All I have is my role as a digital Apemantus. I stand aside and speak what I see as the truth. I try to tell him of his stupidity, but have no access to him, nor will he want to listen. For the rest I speak only to myself. And never can I become more than an Apemantus. For if I get the itch to conquer, the wish to meet like with like, to give him a taste of his own medicine, I will have slipped into the stupidity that makes wise people, who aren’t quite wise enough, sad. This lessens their perfection as wise people, makes them want to desist in their being wise, so that, all the world will have left, are the hormonally charged men and women of lusty hate and stupid joy.

We have only one real course open to us and that is to stop feeling sad, stop losing our wisdom, stop veiling them with our sadness and to enjoy the deployment, practise and development of our wisdom by finding better ways of enticing them to become wise, without ever having to resort to their machinery.

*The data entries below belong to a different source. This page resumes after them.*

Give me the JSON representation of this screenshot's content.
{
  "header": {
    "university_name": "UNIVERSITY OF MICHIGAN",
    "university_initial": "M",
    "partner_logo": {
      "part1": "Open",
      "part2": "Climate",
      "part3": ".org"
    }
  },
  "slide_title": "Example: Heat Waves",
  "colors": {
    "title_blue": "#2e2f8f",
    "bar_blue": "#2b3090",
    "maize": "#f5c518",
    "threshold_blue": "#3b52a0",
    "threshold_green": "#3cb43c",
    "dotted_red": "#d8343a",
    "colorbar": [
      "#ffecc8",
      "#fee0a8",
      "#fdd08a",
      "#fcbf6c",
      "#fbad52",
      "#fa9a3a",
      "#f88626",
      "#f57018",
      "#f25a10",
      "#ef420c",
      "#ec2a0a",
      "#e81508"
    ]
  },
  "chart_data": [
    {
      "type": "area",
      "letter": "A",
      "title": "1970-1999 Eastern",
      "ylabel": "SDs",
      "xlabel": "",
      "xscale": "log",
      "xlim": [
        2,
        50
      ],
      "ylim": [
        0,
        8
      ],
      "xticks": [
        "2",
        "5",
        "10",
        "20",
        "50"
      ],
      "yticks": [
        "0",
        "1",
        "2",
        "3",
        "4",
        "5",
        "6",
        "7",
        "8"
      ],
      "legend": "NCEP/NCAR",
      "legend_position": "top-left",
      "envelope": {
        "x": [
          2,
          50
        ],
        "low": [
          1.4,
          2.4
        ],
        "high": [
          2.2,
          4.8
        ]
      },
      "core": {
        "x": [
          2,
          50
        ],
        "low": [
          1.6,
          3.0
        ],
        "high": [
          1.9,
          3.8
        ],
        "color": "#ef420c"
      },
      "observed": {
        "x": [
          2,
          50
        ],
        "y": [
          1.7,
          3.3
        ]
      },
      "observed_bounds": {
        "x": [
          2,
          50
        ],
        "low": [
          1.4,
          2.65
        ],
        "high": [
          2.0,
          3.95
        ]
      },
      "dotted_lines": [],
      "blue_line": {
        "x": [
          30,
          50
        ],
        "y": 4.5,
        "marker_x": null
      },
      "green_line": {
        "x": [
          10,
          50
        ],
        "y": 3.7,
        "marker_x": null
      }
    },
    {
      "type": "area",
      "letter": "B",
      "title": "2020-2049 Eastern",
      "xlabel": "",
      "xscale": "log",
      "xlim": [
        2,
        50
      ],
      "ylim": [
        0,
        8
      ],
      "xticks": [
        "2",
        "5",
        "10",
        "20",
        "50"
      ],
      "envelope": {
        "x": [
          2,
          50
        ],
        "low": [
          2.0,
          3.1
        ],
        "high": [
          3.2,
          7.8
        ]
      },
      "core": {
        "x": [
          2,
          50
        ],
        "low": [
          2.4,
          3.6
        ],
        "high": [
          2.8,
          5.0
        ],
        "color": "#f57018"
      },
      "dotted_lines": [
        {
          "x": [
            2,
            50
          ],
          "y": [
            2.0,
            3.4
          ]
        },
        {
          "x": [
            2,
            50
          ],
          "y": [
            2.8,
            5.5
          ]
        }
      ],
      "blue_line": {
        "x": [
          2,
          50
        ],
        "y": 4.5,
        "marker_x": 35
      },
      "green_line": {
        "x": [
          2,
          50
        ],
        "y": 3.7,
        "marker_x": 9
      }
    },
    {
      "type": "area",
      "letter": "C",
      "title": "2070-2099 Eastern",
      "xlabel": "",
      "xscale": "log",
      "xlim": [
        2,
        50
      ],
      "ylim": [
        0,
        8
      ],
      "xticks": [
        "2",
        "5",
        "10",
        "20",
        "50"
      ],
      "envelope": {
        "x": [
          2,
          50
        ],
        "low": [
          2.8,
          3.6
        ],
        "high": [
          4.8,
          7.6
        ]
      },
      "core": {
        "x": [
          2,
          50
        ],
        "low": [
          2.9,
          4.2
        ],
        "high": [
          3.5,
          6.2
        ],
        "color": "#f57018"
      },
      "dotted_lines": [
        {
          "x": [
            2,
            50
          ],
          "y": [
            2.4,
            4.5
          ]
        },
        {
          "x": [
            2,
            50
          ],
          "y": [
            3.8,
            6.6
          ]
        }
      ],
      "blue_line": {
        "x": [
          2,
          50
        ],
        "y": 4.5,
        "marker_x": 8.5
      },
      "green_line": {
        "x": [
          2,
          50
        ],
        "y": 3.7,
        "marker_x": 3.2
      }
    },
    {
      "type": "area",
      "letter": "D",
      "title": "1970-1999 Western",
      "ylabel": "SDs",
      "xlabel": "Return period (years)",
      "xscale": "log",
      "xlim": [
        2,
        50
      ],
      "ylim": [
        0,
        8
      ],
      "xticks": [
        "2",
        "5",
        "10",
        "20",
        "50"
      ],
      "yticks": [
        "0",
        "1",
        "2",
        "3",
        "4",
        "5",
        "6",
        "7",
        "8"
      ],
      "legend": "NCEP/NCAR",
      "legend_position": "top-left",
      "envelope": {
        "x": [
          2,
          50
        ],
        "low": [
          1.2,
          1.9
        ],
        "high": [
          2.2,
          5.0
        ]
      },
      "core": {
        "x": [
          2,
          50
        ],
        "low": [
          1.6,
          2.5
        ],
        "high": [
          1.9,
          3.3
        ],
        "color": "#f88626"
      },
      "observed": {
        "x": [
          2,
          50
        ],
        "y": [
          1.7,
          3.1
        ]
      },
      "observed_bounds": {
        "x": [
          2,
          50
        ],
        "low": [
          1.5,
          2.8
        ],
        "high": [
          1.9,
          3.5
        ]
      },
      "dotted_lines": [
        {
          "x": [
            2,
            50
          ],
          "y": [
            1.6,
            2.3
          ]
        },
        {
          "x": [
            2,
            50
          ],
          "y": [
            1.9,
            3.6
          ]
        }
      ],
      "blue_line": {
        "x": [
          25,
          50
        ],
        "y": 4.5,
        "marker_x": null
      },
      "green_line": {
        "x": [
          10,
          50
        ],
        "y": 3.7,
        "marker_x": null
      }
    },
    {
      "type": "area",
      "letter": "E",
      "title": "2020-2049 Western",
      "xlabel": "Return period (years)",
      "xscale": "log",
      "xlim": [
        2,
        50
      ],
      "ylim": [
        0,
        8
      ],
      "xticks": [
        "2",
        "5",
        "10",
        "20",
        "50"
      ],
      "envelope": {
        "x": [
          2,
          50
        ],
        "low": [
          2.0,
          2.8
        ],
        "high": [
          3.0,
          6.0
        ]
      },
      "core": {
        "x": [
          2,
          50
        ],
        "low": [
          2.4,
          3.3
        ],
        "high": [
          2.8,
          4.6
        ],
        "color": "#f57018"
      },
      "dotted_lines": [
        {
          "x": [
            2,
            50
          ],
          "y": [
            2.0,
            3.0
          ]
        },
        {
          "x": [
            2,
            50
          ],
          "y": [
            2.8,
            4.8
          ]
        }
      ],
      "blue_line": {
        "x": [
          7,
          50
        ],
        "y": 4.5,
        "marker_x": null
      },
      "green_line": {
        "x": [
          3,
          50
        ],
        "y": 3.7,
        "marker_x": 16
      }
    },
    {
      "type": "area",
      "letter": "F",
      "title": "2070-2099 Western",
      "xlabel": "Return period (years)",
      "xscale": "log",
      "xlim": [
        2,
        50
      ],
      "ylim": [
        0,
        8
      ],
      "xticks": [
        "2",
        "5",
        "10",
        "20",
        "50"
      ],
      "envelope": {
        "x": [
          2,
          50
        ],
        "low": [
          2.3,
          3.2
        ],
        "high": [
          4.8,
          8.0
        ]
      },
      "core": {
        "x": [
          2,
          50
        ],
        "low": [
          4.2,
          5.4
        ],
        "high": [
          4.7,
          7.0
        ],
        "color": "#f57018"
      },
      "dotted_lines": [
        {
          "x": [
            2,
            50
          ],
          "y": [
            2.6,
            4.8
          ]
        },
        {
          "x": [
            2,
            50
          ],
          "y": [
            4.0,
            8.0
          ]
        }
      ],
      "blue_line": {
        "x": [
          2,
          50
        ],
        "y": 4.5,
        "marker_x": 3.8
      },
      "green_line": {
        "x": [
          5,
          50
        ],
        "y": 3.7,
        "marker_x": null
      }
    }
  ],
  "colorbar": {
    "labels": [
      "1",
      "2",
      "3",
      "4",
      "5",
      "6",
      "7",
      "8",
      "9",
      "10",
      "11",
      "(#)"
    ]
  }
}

Looking over this text, I have a long way to go. Never mind.

So what of this attempt to forge a coalition between the Dutch liberal Party, the Christian democrats and the decidedly National Socialist PVV? I can only think of one image; it is banal, clichéd and yet I can think of nothing more apt. The VVD and the CDA are like the sorcerers and the men donning the ring in the mistaken confidence that they can control its power. They Or are they more like can't. Or should I be kinder? Are they perhaps like Frodo and Whatsisname using Golem to show them the way to the mountain of doom. I wonder. If the first, the endeavour is lost and things will become interesting; if the second, it is at least brave. I have my doubts.